En ce qui concerne le solde du marché :
20. Compte tenu des montants non contestés des travaux exécutés de
67 527 901 F CFP, de la révision des prix de 1 919 982 F CFP et des paiements réalisés de 63 474 560 F CFP, le solde du marché, avant application des retenues, est de 5 973 323 F CFP. Il résulte des dispositions combinées des articles 4, 5 et 8 de l'arrêté du 17 janvier 2017 relatif aux taux de la taxe générale sur la consommation et des articles Lp. 478, Lp. 500-1 et
R. 505 du code des impôts de Nouvelle-Calédonie que ce montant doit être majoré de la taxe générale sur la consommation de 6 % applicable à la date du présent arrêt, soit
6 331 722 F CFP. Il résulte enfin de ce qui a été dit aux points 15 à 19 que seule doit être déduite de ce solde la somme de 29 461 306 F CFP. Par suite, le solde du marché n° 2011-INV-001 s'établit à la somme négative de 23 129 584 F CFP.
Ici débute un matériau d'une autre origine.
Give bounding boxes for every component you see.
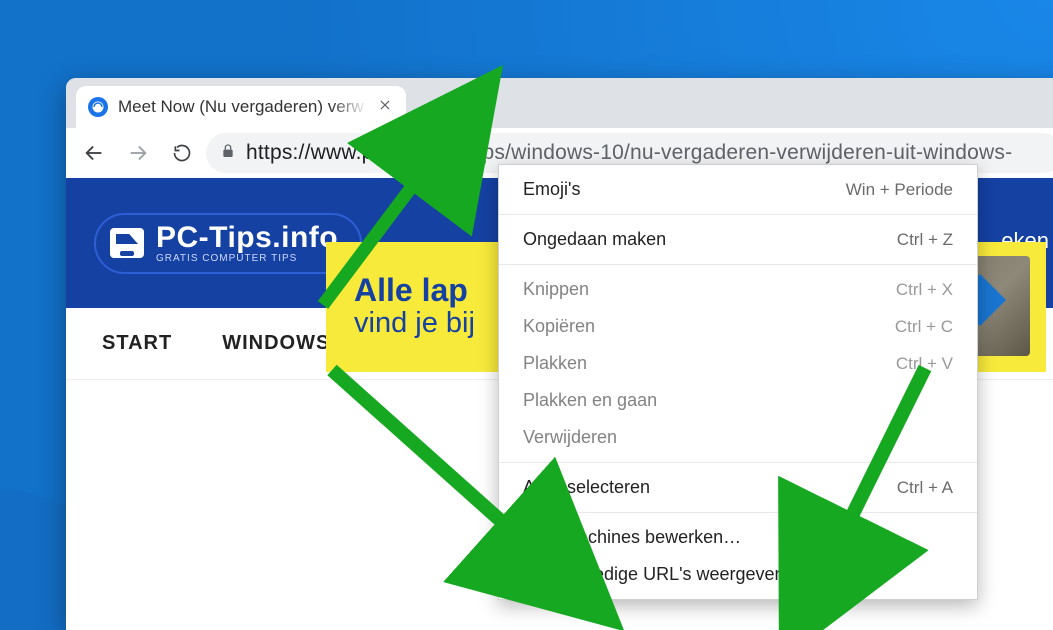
menu-always-show-full-url[interactable]: Altijd volledige URL's weergeven bbox=[499, 556, 977, 593]
close-icon[interactable] bbox=[378, 98, 392, 117]
menu-separator bbox=[499, 214, 977, 215]
menu-paste[interactable]: Plakken Ctrl + V bbox=[499, 345, 977, 382]
menu-edit-search-engines[interactable]: Zoekmachines bewerken… bbox=[499, 519, 977, 556]
menu-separator bbox=[499, 462, 977, 463]
menu-cut-shortcut: Ctrl + X bbox=[896, 280, 953, 300]
site-logo[interactable]: PC-Tips.info GRATIS COMPUTER TIPS bbox=[94, 213, 362, 274]
browser-tab[interactable]: Meet Now (Nu vergaderen) verw bbox=[76, 86, 406, 128]
menu-select-all-label: Alles selecteren bbox=[523, 477, 650, 498]
url-scheme: https:// bbox=[246, 141, 311, 164]
back-button[interactable] bbox=[74, 133, 114, 173]
forward-button[interactable] bbox=[118, 133, 158, 173]
menu-select-all[interactable]: Alles selecteren Ctrl + A bbox=[499, 469, 977, 506]
menu-select-all-shortcut: Ctrl + A bbox=[897, 478, 953, 498]
ad-headline: Alle lap bbox=[354, 274, 475, 308]
menu-paste-and-go[interactable]: Plakken en gaan bbox=[499, 382, 977, 419]
menu-copy[interactable]: Kopiëren Ctrl + C bbox=[499, 308, 977, 345]
ad-text: Alle lap vind je bij bbox=[354, 274, 475, 341]
menu-separator bbox=[499, 512, 977, 513]
menu-copy-label: Kopiëren bbox=[523, 316, 595, 337]
url-path: /tips/windows-10/nu-vergaderen-verwijder… bbox=[466, 141, 1013, 164]
menu-always-show-full-url-label: Altijd volledige URL's weergeven bbox=[523, 564, 785, 585]
menu-emoji-shortcut: Win + Periode bbox=[846, 180, 953, 200]
menu-paste-shortcut: Ctrl + V bbox=[896, 354, 953, 374]
lock-icon bbox=[220, 142, 236, 165]
url-text: https://www.pc-tips.info/tips/windows-10… bbox=[246, 141, 1012, 165]
logo-text: PC-Tips.info bbox=[156, 223, 338, 253]
menu-delete-label: Verwijderen bbox=[523, 427, 617, 448]
addressbar-context-menu: Emoji's Win + Periode Ongedaan maken Ctr… bbox=[498, 164, 978, 600]
menu-paste-label: Plakken bbox=[523, 353, 587, 374]
menu-emoji[interactable]: Emoji's Win + Periode bbox=[499, 171, 977, 208]
menu-copy-shortcut: Ctrl + C bbox=[895, 317, 953, 337]
tab-favicon-icon bbox=[88, 97, 108, 117]
menu-undo-label: Ongedaan maken bbox=[523, 229, 666, 250]
logo-text-wrap: PC-Tips.info GRATIS COMPUTER TIPS bbox=[156, 223, 338, 264]
menu-undo-shortcut: Ctrl + Z bbox=[897, 230, 953, 250]
tab-title: Meet Now (Nu vergaderen) verw bbox=[118, 97, 368, 117]
menu-undo[interactable]: Ongedaan maken Ctrl + Z bbox=[499, 221, 977, 258]
logo-subtitle: GRATIS COMPUTER TIPS bbox=[156, 253, 338, 264]
monitor-icon bbox=[110, 228, 144, 258]
tabstrip: Meet Now (Nu vergaderen) verw bbox=[66, 78, 1053, 128]
menu-cut-label: Knippen bbox=[523, 279, 589, 300]
menu-paste-and-go-label: Plakken en gaan bbox=[523, 390, 657, 411]
ad-subline: vind je bij bbox=[354, 307, 475, 340]
menu-emoji-label: Emoji's bbox=[523, 179, 580, 200]
menu-delete[interactable]: Verwijderen bbox=[499, 419, 977, 456]
new-tab-button[interactable] bbox=[426, 90, 456, 120]
reload-button[interactable] bbox=[162, 133, 202, 173]
menu-separator bbox=[499, 264, 977, 265]
url-host: www.pc-tips.info bbox=[311, 141, 466, 164]
menu-cut[interactable]: Knippen Ctrl + X bbox=[499, 271, 977, 308]
nav-start[interactable]: START bbox=[102, 332, 172, 355]
menu-edit-search-engines-label: Zoekmachines bewerken… bbox=[523, 527, 741, 548]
21. Il résulte de ce qui précède que la CCI de Nouvelle-Calédonie est seulement fondée à soutenir que c'est à tort que, par le jugement attaqué, le tribunal administratif de
Nouvelle-Calédonie a déchargé la société Archipel du paiement de la somme de
228 328 529 F CFP excédant la somme de 205 198 945 F CFP.
Sur les frais du litige :
22. Il y a lieu, dans les circonstances de l'espèce, de mettre à la charge de la
société Archipel une somme de 1 500 euros à verser à la CCI de Nouvelle-Calédonie sur le fondement de l'article L. 761-1 du code de justice administrative. Les dispositions de cet article font en revanche obstacle à ce que soit mise à la charge de la CCI de Nouvelle-Calédonie, qui n'est pas partie perdante dans la présente instance, la somme que la société Archipel demande sur ce fondement.
D É C I D E :
Article 1er : La société Archipel est déchargée du paiement de la somme de 205 198 945 F CFP.
Article 2 : L'article 1er du jugement n° 2100254 du 21 juillet 2022 du tribunal administratif de Nouvelle-Calédonie est réformé en ce qu'il a de contraire à l'article 1er du présent arrêt.
Article 3 : La société Archipel versera la somme de 1 500 euros à la CCI de Nouvelle-Calédonie en application de l'article L. 761-1 du code de justice administrative.
Article 4 : Le surplus des conclusions des parties est rejeté.
Article 5 : Le présent arrêt sera notifié à la chambre de commerce et d'industrie de
Nouvelle-Calédonie et aux sociétés Archipel, Jacques Rougerie Architecte, Ecep et Capse NC.
Délibéré après l'audience du 14 février 2025, à laquelle siégeaient :
Mme Doumergue, présidente de chambre,
Mme Bruston, présidente-assesseure,
Mme Saint-Macary, première conseillère.
Rendu public par mise à disposition au greffe le 7 mars 2025.
La rapporteure,
M. SAINT-MACARY
La présidente,
M. DOUMERGUE
La greffière,
E. FERNANDO
La République mande et ordonne au haut-commissaire de la République en Nouvelle-Calédonie en ce qui le concerne ou à tous commissaires de justice à ce requis en ce qui concerne les voies de droit commun contre les parties privées, de pourvoir à l'exécution de la présente décision.